15 Temmuz darbe girişiminin üzerinden zaman geçtikçe daha net anlaşılacak ve daha objektif değerlendirilecektir kuşkusuz. Buna ihtiyaç da var. Nitekim bu darbe girişimi, yapılışı, başlaması ve bitişi ile diğerlerine benzemeyen bazı özellikler gösteriyor..
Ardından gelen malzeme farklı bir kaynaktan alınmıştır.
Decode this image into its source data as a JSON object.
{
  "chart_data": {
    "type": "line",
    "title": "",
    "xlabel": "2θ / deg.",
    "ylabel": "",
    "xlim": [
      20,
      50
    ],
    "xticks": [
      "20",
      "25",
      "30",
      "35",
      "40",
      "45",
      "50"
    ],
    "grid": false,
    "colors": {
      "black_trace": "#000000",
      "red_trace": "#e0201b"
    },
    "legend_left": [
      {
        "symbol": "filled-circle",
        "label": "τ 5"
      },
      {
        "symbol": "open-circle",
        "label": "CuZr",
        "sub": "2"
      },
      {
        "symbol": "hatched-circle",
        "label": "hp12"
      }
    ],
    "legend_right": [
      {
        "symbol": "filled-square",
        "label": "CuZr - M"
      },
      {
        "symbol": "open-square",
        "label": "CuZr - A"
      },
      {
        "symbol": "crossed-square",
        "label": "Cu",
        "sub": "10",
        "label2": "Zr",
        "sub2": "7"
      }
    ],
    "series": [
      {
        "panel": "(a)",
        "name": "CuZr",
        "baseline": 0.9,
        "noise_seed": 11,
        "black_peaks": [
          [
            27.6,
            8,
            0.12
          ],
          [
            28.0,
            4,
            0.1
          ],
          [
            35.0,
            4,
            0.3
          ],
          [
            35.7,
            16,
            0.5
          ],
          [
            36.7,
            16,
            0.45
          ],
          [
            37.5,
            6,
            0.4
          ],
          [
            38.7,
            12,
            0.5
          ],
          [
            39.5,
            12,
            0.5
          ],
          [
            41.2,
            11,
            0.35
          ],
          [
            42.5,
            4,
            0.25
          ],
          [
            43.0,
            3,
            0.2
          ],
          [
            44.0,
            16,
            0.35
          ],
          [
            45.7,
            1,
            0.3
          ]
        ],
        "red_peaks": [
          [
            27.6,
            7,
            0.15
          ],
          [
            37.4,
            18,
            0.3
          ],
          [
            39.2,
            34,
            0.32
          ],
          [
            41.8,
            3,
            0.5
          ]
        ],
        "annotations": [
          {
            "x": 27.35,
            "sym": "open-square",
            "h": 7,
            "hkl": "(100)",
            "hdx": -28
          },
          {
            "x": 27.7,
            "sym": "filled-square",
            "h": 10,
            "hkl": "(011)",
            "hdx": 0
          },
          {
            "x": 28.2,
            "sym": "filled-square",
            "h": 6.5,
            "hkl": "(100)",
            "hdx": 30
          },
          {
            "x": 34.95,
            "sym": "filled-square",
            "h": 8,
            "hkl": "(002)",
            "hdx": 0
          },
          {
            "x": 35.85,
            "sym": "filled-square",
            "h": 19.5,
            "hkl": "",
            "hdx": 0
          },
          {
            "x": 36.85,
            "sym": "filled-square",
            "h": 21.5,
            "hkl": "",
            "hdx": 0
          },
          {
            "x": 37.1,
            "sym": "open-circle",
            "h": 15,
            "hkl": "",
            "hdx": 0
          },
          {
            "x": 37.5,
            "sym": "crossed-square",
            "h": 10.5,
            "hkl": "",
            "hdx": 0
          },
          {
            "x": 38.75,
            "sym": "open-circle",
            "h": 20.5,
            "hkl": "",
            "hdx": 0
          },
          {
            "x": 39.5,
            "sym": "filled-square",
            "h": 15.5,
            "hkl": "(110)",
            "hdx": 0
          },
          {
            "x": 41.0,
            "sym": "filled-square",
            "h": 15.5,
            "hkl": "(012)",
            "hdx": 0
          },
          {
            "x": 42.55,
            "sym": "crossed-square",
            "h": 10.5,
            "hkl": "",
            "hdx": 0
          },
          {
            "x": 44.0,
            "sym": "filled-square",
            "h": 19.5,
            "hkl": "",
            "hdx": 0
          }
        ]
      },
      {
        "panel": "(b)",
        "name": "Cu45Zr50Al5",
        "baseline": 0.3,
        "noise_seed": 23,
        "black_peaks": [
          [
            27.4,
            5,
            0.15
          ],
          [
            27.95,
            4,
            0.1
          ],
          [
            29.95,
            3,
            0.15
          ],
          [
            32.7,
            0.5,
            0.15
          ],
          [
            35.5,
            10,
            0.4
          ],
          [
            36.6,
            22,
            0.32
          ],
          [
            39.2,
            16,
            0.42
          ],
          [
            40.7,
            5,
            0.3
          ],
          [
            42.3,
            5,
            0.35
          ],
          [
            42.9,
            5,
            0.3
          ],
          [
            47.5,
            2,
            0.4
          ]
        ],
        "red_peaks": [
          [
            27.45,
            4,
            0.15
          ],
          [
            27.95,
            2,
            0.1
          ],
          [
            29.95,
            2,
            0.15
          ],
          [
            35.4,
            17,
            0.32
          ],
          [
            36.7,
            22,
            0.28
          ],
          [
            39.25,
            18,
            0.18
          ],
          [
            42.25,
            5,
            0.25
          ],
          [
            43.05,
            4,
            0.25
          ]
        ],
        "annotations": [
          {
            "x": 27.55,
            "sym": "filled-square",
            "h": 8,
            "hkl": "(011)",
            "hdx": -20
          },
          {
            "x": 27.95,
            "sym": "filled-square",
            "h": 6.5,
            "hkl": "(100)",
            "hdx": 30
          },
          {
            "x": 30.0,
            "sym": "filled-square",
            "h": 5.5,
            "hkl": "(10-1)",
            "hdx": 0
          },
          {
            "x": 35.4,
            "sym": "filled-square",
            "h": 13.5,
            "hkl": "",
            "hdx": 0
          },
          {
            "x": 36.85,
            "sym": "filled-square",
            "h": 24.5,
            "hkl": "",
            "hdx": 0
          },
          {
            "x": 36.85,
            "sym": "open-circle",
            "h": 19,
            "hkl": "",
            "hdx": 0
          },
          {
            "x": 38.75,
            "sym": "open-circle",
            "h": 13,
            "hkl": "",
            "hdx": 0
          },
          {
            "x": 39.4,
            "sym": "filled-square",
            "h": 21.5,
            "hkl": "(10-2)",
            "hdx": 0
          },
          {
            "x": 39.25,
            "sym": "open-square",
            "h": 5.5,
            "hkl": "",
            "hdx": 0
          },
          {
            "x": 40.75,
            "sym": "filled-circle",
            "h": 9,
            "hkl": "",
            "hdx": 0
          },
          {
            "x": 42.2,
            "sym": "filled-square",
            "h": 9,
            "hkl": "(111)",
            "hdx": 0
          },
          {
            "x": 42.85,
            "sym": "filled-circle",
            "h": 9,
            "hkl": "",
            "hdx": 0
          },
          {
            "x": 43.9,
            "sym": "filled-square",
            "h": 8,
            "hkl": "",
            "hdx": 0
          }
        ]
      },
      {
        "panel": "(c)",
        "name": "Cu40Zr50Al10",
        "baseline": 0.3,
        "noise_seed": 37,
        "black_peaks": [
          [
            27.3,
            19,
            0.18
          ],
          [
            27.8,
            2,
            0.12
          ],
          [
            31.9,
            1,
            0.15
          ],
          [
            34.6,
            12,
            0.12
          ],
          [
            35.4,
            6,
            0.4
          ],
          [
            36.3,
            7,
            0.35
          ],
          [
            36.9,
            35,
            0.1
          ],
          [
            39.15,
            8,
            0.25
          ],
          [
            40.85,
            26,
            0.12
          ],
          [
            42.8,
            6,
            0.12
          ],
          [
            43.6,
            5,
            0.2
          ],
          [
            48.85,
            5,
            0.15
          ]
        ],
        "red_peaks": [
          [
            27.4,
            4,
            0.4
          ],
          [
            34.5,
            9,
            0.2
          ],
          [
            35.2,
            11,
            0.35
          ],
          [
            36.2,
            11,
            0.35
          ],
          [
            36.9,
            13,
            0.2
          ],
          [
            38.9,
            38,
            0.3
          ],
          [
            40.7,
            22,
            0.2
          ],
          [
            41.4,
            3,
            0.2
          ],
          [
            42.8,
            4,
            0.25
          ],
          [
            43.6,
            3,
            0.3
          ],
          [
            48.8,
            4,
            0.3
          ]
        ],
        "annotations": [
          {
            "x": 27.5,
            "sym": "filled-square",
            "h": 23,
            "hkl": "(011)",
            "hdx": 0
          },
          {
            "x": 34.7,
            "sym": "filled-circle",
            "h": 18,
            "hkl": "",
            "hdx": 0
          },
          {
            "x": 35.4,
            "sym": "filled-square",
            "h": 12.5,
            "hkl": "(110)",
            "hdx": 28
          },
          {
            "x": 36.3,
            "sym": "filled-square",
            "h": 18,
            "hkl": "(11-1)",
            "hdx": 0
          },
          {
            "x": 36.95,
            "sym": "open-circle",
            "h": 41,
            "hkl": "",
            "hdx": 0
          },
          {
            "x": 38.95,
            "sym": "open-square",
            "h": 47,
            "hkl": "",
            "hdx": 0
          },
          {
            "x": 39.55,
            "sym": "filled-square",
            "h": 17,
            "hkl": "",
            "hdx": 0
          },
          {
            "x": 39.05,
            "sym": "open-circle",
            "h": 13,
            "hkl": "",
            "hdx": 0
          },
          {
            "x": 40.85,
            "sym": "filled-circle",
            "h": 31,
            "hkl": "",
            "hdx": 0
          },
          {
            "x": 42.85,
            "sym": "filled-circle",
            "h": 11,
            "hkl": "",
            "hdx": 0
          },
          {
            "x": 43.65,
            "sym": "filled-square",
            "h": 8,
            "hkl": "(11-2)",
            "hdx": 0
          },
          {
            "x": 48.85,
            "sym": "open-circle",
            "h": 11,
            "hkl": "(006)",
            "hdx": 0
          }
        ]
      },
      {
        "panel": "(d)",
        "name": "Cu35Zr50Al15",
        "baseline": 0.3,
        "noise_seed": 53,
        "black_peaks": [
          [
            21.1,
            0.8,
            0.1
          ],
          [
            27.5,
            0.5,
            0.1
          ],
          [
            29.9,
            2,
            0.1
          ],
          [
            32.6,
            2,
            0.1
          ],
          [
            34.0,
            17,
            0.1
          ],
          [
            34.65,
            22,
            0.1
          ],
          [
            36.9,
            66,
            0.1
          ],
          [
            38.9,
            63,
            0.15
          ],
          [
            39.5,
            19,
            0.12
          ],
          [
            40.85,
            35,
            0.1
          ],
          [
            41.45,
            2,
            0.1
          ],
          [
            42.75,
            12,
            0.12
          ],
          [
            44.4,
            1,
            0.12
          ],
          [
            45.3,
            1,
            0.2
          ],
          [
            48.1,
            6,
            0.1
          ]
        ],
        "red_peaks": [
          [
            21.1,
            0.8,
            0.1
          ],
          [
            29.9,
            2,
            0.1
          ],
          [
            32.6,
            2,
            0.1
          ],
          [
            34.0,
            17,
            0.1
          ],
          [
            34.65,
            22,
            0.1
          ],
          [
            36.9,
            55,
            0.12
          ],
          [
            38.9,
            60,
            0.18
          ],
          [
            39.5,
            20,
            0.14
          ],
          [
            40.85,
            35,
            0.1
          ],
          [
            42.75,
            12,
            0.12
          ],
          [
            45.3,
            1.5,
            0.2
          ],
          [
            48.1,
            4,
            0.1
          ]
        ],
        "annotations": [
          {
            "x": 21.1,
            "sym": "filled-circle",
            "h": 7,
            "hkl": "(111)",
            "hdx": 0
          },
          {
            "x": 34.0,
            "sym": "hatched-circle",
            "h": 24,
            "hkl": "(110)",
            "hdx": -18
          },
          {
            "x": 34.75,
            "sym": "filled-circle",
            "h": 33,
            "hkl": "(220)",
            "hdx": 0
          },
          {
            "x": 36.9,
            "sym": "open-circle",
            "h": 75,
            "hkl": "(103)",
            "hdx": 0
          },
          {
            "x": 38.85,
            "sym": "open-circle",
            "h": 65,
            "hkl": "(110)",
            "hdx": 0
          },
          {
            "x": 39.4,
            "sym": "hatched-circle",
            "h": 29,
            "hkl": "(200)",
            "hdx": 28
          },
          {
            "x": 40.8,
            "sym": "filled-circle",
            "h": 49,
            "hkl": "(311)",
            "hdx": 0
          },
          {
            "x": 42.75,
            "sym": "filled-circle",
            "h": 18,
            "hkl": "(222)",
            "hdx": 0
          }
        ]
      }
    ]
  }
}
Akşam yemeği sonrası başlayan bir darbe girişimi; televizyonlar, radyolar ele geçirilmeden köprüler tutularak sağa sola saldırılarla duyulan ya da duyurulan bir kalkışma.. Saldırılara rağmen siyasi liderlere yönelik bir girişim yok; bir tarafta darbecilerin yaptıkları yayınlar sürerken öte yandan karşı yayınlar tüm hızıyla devam ediyor ve başbakanın bunun bir darbeden ziyade ordu içinde örgütlenmiş bir kliğin kalkışması olduğu ve emir komuta zinciri içinde yapılmadığını dile getiren açıklaması... Bütün bu işler, peş peşe gelen açıklamalar kafaları karıştırdı, ya bunun gerçek bir darbe olmadığı, ya iyi planlanmadığı ya da bunu yapanların bir zamanlama meselesi yüzünden (YAŞ öncesi ve görevden alınan ya da alınması beklenen üst düzey cemaatçi komutanlar nedeniyle) ya herro ya merro deyip başlamış bir girişim olduğu yolunda yapılan tartışmalar... Cemaatin dışında bu darbeye teşne olmuş destek vermiş kimse yok mu? Varsa bu da ortaya çıkarılmalı ve açıklanmalıdır..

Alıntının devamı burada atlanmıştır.